Effects of dNTP pool imbalances on cell cycle and proliferation. (A) Representative HPLC chromatograms demonstrating the OD₂₆₀ absorbance of dNTPs in the wild-type (green), rnr1-Q288A (red) and rnr1-Y285A (blue) strains. Some of the dNTP peaks are invisible at this level of magnification. (B) dNTP pools in the wild-type (41 pmol dCTP, 81 pmol dTTP, 35 pmol dATP and 15 pmol dGTP per 10⁸ cells) and mutant strains with the integrated rnr1 alleles grown in YPAD media. Two independent isogenic strains for each genotype were analysed. Data are represented as mean ± SD. Numbers above the bars indicate fold-increase (green) or fold-decrease (red) of the dNTP concentration relative to wild-type. (C) Flow cytometry histograms for the strains indicated in (B). Peaks with less than G₁ DNA content (prominent in rnr1-Q288A and rnr1-R293A and indicated by brackets) represent dead cells and cell debris. (D) YPAD plates with strains indicated in (B). (E) Proliferation curves. Two independent isogenic strains for each genotype were grown overnight in YPAD, re-inoculated into fresh YPAD at the OD₆₀₀ = 0.1, the OD₆₀₀ was measured every hour and the values were plotted on log₂ scale. Data are represented as mean ± SD. The slow growing rnr1-Q288A and rnr1-R293A did not show any lag phase as their overnight cultures did not reach the stationary phase. (F) Tetrad analysis demonstrating that rnr1-293A relies on RNR3 for survival.

Figure 4.

The S-phase checkpoint is not activated in rnr1-Y285F and rnr1-Y285A strains. (A) Rnr3 and Rnr4 proteins are indicators of the S-phase checkpoint activation.
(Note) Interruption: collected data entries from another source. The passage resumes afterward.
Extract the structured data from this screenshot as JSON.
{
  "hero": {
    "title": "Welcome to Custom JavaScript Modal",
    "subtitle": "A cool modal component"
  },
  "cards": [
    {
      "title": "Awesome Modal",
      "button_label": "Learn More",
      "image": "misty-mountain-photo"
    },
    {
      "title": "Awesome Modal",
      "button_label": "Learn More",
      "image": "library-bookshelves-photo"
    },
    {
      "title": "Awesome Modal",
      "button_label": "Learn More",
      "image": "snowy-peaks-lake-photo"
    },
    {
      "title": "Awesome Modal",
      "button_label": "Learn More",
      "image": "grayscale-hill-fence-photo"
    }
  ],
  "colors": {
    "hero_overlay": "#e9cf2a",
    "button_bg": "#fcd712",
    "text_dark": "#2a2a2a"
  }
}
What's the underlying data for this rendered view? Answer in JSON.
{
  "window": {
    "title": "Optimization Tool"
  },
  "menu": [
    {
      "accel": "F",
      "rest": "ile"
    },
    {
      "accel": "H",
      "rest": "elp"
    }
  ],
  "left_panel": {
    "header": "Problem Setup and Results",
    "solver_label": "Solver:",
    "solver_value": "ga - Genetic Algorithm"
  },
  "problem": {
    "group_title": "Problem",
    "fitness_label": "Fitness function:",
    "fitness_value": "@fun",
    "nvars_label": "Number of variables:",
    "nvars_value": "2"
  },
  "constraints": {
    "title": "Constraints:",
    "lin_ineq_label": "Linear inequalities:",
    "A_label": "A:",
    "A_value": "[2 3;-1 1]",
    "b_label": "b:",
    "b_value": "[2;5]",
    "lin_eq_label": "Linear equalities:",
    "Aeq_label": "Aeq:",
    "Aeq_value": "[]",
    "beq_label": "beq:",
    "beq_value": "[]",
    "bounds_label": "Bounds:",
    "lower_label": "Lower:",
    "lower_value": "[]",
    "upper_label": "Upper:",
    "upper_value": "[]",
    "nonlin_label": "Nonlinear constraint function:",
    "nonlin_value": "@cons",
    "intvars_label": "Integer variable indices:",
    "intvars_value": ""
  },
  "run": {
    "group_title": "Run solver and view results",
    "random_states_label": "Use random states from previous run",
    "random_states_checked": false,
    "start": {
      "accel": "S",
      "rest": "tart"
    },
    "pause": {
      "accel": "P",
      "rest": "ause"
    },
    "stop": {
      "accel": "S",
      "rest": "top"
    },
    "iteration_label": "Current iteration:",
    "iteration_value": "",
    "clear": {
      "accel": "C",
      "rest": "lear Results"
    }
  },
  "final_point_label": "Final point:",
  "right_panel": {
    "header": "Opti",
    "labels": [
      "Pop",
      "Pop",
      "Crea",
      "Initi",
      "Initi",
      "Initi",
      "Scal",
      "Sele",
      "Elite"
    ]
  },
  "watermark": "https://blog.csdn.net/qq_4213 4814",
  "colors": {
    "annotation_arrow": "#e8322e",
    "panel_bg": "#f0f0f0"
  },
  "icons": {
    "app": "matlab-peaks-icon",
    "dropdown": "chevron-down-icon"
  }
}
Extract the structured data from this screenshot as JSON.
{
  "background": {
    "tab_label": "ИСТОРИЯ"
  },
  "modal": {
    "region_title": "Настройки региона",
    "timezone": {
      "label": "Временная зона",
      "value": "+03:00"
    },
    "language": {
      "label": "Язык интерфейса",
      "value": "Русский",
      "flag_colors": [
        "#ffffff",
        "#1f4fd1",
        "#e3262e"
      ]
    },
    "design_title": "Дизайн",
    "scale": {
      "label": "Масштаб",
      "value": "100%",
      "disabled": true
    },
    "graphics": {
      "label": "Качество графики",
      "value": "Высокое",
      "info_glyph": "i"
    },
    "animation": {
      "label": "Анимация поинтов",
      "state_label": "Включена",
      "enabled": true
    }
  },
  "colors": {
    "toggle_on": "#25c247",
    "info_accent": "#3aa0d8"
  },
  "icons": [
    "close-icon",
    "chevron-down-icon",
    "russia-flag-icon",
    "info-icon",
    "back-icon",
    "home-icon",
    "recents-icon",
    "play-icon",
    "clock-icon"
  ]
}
Western blot analysis demonstrating that the increase of Rnr3 and Rnr4 levels in response to DNA damage by methyl methane sulphonate (MMS) depends on a functional S-phase checkpoint (presence of RAD53). (B) Western blot analysis demonstrating that the Rnr2, Rnr3 and Rnr4 levels are not elevated in rnr1-Y285F and rnr1-Y285A, whereas the Rnr2, Rnr3 and Rnr4 levels are elevated in rnr1-Q288A and rnr1-R293A to the similar level as after treatment by DNA damaging [4-nitroquinoline oxide (4-NQO) and MMS] and replication blocking [hydroxyurea (HU)] agents. (C) Tetrad analysis demonstrating that the rnr1-R293A strain requires DUN1 for survival.